Na segunda-feira (6), o ministro Luís Barroso, do STF, deu 48 horas para o Planalto se manifestar sobre o pedido da Anvisa. Com todas as cobranças somadas, técnicos do governo passaram a temer ações administrativas ou na Justiça por omissão.
As portarias sobre o controle de fronteiras são assinadas pelos ministros da Casa Civil, Saúde, Infraestrutura e Justiça. A agência apenas faz sugestões, mas não tem poder decisório.
No anúncio à imprensa, Queiroga fez menção indireta e crítica ao chamado “passaporte da vacina”. “Esse enfrentamento da pandemia não diz respeito apenas a um chamado passaporte, que mais discórdia do que consenso cria. É necessário defender as liberdades, respeitar os direitos dos brasileiros acessarem livremente as políticas públicas de saúde”, disse.
A decisão de passar a cobrar nas fronteiras o certificado de vacinação, além da quarentena aos não imunizados, foi tomada na tarde desta terça.
Para convencer o presidente, os ministros alinharam um discurso para amaciar a nova regra e passar a impressão de que foi rejeitado o “passaporte da vacina”, ainda que o governo vá cobrar regras mais rígidas de quem não tomou o imunizante.
A Anvisa não participou da reunião, segundo integrantes do governo. Além de reduzir infecções, casos graves e transmissão, a ideia da agência é impedir que o Brasil vire foco do turismo antivacina.
Em evento durante a manhã, o presidente distorceu e criticou as recomendações da Anvisa e disse que a agência “quer fechar o espaço aéreo”. “De novo, porra? De novo vai começar esse negócio?”, questionou o presidente, exaltado, diante de uma plateia de empresários em cerimônia da CNI (Confederação Nacional da Indústria).
Bolsonaro também voltou a dizer que quem toma a vacina pode contrair, transmitir e “morrer também” por causa do coronavírus. A imunização reduz as chances de que a pessoa desenvolva casos graves da doença. Bolsonaro diz que não se vacinou até hoje.
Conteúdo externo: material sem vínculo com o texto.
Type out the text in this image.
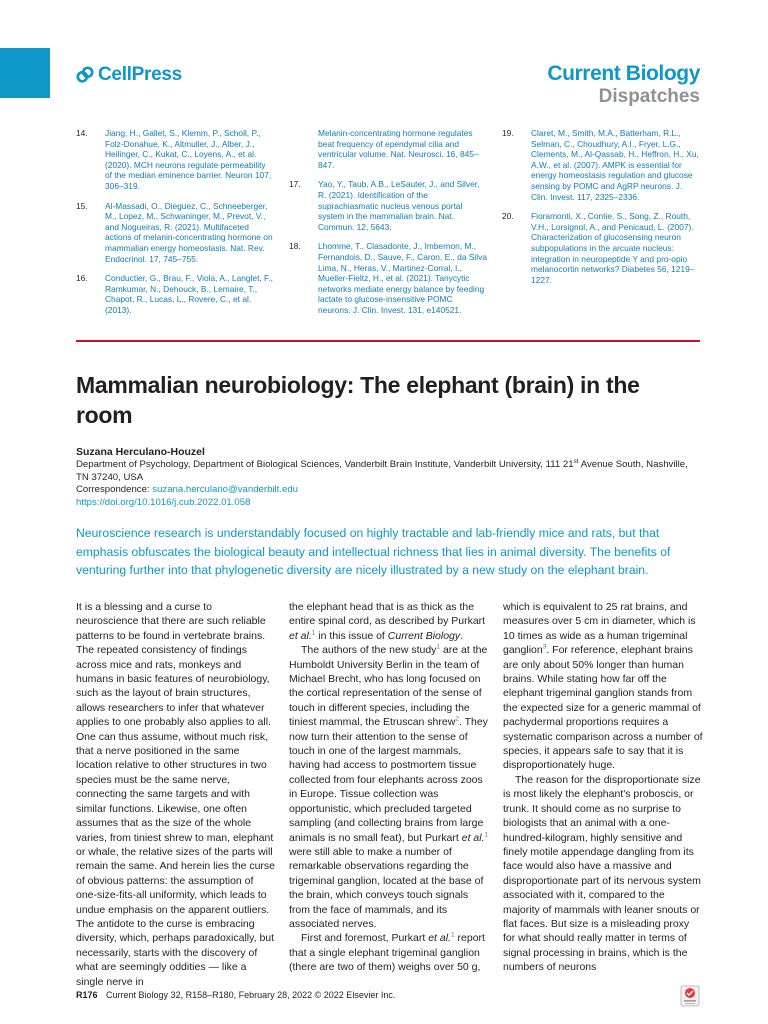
CellPress	Current Biology
Dispatches
14. Jiang, H., Gallet, S., Klemm, P., Scholl, P., Folz-Donahue, K., Altmuller, J., Alber, J., Heilinger, C., Kukat, C., Loyens, A., et al. (2020). MCH neurons regulate permeability of the median eminence barrier. Neuron 107, 306–319.
15. Al-Massadi, O., Dieguez, C., Schneeberger, M., Lopez, M., Schwaninger, M., Prevot, V., and Nogueiras, R. (2021). Multifaceted actions of melanin-concentrating hormone on mammalian energy homeostasis. Nat. Rev. Endocrinol. 17, 745–755.
16. Conductier, G., Brau, F., Viola, A., Langlet, F., Ramkumar, N., Dehouck, B., Lemaire, T., Chapot, R., Lucas, L., Rovere, C., et al. (2013).
Melanin-concentrating hormone regulates beat frequency of ependymal cilia and ventricular volume. Nat. Neurosci. 16, 845–847.
17. Yao, Y., Taub, A.B., LeSauter, J., and Silver, R. (2021). Identification of the suprachiasmatic nucleus venous portal system in the mammalian brain. Nat. Commun. 12, 5643.
18. Lhomme, T., Clasadonte, J., Imbernon, M., Fernandois, D., Sauve, F., Caron, E., da Silva Lima, N., Heras, V., Martinez-Corral, I., Mueller-Fieltz, H., et al. (2021). Tanycytic networks mediate energy balance by feeding lactate to glucose-insensitive POMC neurons. J. Clin. Invest. 131, e140521.
19. Claret, M., Smith, M.A., Batterham, R.L., Selman, C., Choudhury, A.I., Fryer, L.G., Clements, M., Al-Qassab, H., Heffron, H., Xu, A.W., et al. (2007). AMPK is essential for energy homeostasis regulation and glucose sensing by POMC and AgRP neurons. J. Clin. Invest. 117, 2325–2336.
20. Fioramonti, X., Contie, S., Song, Z., Routh, V.H., Lorsignol, A., and Penicaud, L. (2007). Characterization of glucosensing neuron subpopulations in the arcuate nucleus: integration in neuropeptide Y and pro-opio melanocortin networks? Diabetes 56, 1219–1227.
Mammalian neurobiology: The elephant (brain) in the room
Suzana Herculano-Houzel
Department of Psychology, Department of Biological Sciences, Vanderbilt Brain Institute, Vanderbilt University, 111 21st Avenue South, Nashville, TN 37240, USA
Correspondence: suzana.herculano@vanderbilt.edu
https://doi.org/10.1016/j.cub.2022.01.058
Neuroscience research is understandably focused on highly tractable and lab-friendly mice and rats, but that emphasis obfuscates the biological beauty and intellectual richness that lies in animal diversity. The benefits of venturing further into that phylogenetic diversity are nicely illustrated by a new study on the elephant brain.

It is a blessing and a curse to neuroscience that there are such reliable patterns to be found in vertebrate brains. The repeated consistency of findings across mice and rats, monkeys and humans in basic features of neurobiology, such as the layout of brain structures, allows researchers to infer that whatever applies to one probably also applies to all. One can thus assume, without much risk, that a nerve positioned in the same location relative to other structures in two species must be the same nerve, connecting the same targets and with similar functions. Likewise, one often assumes that as the size of the whole varies, from tiniest shrew to man, elephant or whale, the relative sizes of the parts will remain the same. And herein lies the curse of obvious patterns: the assumption of one-size-fits-all uniformity, which leads to undue emphasis on the apparent outliers. The antidote to the curse is embracing diversity, which, perhaps paradoxically, but necessarily, starts with the discovery of what are seemingly oddities — like a single nerve in

the elephant head that is as thick as the entire spinal cord, as described by Purkart et al.$^1$ in this issue of Current Biology.

The authors of the new study$^1$ are at the Humboldt University Berlin in the team of Michael Brecht, who has long focused on the cortical representation of the sense of touch in different species, including the tiniest mammal, the Etruscan shrew$^2$. They now turn their attention to the sense of touch in one of the largest mammals, having had access to postmortem tissue collected from four elephants across zoos in Europe. Tissue collection was opportunistic, which precluded targeted sampling (and collecting brains from large animals is no small feat), but Purkart et al.$^1$ were still able to make a number of remarkable observations regarding the trigeminal ganglion, located at the base of the brain, which conveys touch signals from the face of mammals, and its associated nerves.

First and foremost, Purkart et al.$^1$ report that a single elephant trigeminal ganglion (there are two of them) weighs over 50 g,

which is equivalent to 25 rat brains, and measures over 5 cm in diameter, which is 10 times as wide as a human trigeminal ganglion$^3$. For reference, elephant brains are only about 50% longer than human brains. While stating how far off the elephant trigeminal ganglion stands from the expected size for a generic mammal of pachydermal proportions requires a systematic comparison across a number of species, it appears safe to say that it is disproportionately huge.

The reason for the disproportionate size is most likely the elephant's proboscis, or trunk. It should come as no surprise to biologists that an animal with a one-hundred-kilogram, highly sensitive and finely motile appendage dangling from its face would also have a massive and disproportionate part of its nervous system associated with it, compared to the majority of mammals with leaner snouts or flat faces. But size is a misleading proxy for what should really matter in terms of signal processing in brains, which is the numbers of neurons

R176 Current Biology 32, R158–R180, February 28, 2022 © 2022 Elsevier Inc.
Mais tarde, em cerimônia de assinatura de contratos do leilão do 5G, o presidente também apostou na defesa de tratamentos precoces. Além de citar a cloroquina e a ivermectina, disse que “ninguém tinha morrido” em duas aldeias indígenas que visitou, pois os moradores tomavam plantas e ervas medicinais.
“Vemos briga sobre passaporte vacinal. Quem é favorável, não se esqueça: amanhã alguém pode impor algo que você não seja favorável”, disse Bolsonaro. Ele também voltou a levantar dúvidas sobre a segurança na vacinação das crianças.
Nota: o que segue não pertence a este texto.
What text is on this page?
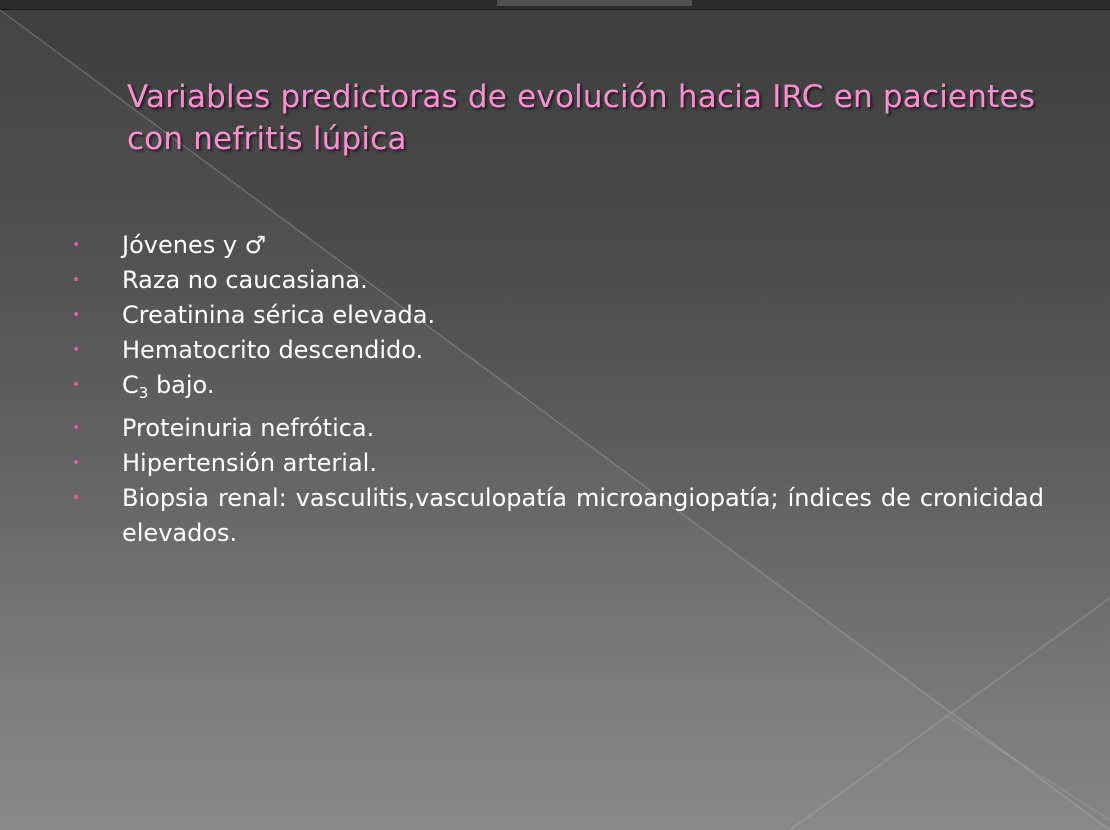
Variables predictoras de evolución hacia IRC en pacientes con nefritis lúpica
• Jóvenes y ♂
• Raza no caucasiana.
• Creatinina sérica elevada.
• Hematocrito descendido.
• $C_3$ bajo.
• Proteinuria nefrótica.
• Hipertensión arterial.
• Biopsia renal: vasculitis,vasculopatía microangiopatía; índices de cronicidad elevados.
O STF recebeu, no dia 26 de novembro, uma ação do partido Rede Sustentabilidade com pedido para adotar o chamado passaporte da vacina sugerido pela Anvisa.
“A inércia trata-se, em verdade, de mais uma postura adotada pelo negacionismo e pela postura antivacina do governo do presidente Jair Messias Bolsonaro”, afirmou o partido no pedido.
Representantes do Ministério da Saúde tentavam convencer os interlocutores de Bolsonaro de que é vantajoso pedir o comprovante de vacinação. Um dos argumentos apresentado em reuniões interministeriais é que as restrições de entrada no Brasil por terra ficariam menos duras ao liberar quem está imunizado.
Hoje essas fronteiras estão praticamente fechadas, ou seja, um cenário ainda mais restritivo do que o proposto pela Anvisa. Essa ala do governo também afirmava que o Brasil poderia sofrer restrições de outros países caso mantivesse as fronteiras e aeroportos desprotegidos.
O ministro Tarcísio de Freitas (Infraestrutura) foi alvo de críticas de militantes bolsonaristas por defender o passaporte vacinal, um episódio que aumentou o receio de auxiliares do presidente.
Já o ministro Anderson Torres (Justiça) disse, no fim de novembro, ser contra a restrição e repetiu o discurso de Bolsonaro. “Não precisa. Ela [a vacina] não impede a transmissão da doença”, afirmou.